Currently, AI cannot completely replicate a hand-painted original artwork in a short period of time. Let me give you an example. The other day, I conducted an experiment. I had a painting that depicted a dialogue between two versions of myself: the real-world me and the me in a dream, which symbolizes “death” as the soul. I trained an AI model for about three days, attempting to capture the essence of this painting. I inputted keywords, and the resulting artwork depicted a conversation between myself and a skull.
This is where machines cannot replace humans. AI, based on information retrieval, matched keywords such as “death” and “soul” with an automatic association to a “skull,” but it struggles to comprehend the Eastern aesthetic. Of course, if we continue to invest time in training the AI model, not just three days but three months or even longer, it is possible for AI to achieve better results. However, the time investment required may not be worthwhile.
The subjectivity and agency in artistic creation are strong. We can instruct AI to create paintings in different genres and styles, but this still relies on “human ideas.” Whether imitating past artistic styles or the current mindset of the creator, they all originate from human thoughts. At present, machines find it difficult to generate original impulses. For example, Raphael’s painting “The School of Athens” depicts 57 renowned scholars, representatives of different philosophical schools, engaging in equal and elegant discussions within classical architecture. They walk, talk, argue, calculate, and contemplate, each with a unique posture. If we were to input enough keywords, including the school of each person, their life stories, and detailed movements, I believe AI could replicate it. However, the ideas it generates would still be Raphael’s ideas.

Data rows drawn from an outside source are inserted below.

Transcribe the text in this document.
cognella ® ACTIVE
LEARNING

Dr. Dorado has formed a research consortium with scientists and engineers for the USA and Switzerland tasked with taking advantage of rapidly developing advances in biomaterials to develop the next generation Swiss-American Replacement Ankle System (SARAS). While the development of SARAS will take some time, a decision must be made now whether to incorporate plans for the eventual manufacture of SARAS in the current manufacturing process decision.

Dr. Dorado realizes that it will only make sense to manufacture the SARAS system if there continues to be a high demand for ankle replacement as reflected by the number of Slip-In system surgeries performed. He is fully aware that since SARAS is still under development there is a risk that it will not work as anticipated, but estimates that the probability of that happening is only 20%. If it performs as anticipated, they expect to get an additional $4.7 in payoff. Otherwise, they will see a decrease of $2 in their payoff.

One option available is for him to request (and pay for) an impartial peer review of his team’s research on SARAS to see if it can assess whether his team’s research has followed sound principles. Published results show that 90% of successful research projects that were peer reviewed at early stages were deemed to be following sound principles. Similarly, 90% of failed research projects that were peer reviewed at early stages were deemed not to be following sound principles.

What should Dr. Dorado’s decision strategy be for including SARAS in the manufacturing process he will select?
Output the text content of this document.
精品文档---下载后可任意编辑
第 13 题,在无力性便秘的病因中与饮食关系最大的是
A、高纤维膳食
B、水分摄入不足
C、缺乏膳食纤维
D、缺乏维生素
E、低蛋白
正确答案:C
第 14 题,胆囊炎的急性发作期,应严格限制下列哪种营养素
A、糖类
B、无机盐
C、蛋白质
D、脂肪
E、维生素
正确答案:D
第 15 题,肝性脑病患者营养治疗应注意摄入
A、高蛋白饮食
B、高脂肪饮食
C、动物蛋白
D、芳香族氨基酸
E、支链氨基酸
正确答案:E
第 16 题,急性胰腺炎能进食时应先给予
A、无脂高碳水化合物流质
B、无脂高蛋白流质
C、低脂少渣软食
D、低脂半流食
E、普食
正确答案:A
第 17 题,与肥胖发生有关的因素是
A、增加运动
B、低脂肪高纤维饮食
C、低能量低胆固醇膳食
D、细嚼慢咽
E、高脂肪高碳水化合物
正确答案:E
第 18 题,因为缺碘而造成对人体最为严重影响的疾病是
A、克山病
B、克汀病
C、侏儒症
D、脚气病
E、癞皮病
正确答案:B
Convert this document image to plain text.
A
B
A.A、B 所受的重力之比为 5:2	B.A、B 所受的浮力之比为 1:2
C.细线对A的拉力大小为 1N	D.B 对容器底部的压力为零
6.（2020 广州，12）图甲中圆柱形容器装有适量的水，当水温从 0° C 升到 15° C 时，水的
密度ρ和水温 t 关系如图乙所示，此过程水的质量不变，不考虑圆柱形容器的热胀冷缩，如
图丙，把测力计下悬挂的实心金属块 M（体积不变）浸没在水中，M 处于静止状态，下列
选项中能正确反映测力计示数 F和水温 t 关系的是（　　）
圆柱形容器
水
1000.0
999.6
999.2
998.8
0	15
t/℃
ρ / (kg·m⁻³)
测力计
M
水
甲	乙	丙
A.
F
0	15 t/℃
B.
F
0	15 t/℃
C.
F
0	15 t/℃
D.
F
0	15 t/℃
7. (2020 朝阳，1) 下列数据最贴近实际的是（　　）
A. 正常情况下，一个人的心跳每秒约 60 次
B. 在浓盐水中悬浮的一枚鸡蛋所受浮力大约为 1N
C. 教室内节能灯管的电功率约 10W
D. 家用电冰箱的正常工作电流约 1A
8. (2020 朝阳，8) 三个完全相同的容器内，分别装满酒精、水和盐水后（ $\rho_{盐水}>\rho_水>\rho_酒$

Why did Raphael paint this gathering of 57 scholars? It was his original idea. Some argue that given enough time and extensive training, machines could also generate original impulses. However, that is not the focus of our current discussion.
Current AI technology excels in replication but falls short in terms of creativity. It may become more creative in the future, but for now, it cannot replace human creativity and imagination.
Therefore, it is foreseeable that in the AI era, jobs with low technological content, low creativity, and high replicability may be replaced. Jobs that involve creativity, imagination, emotions, and spiritual talents, such as art, are less likely to be replaced.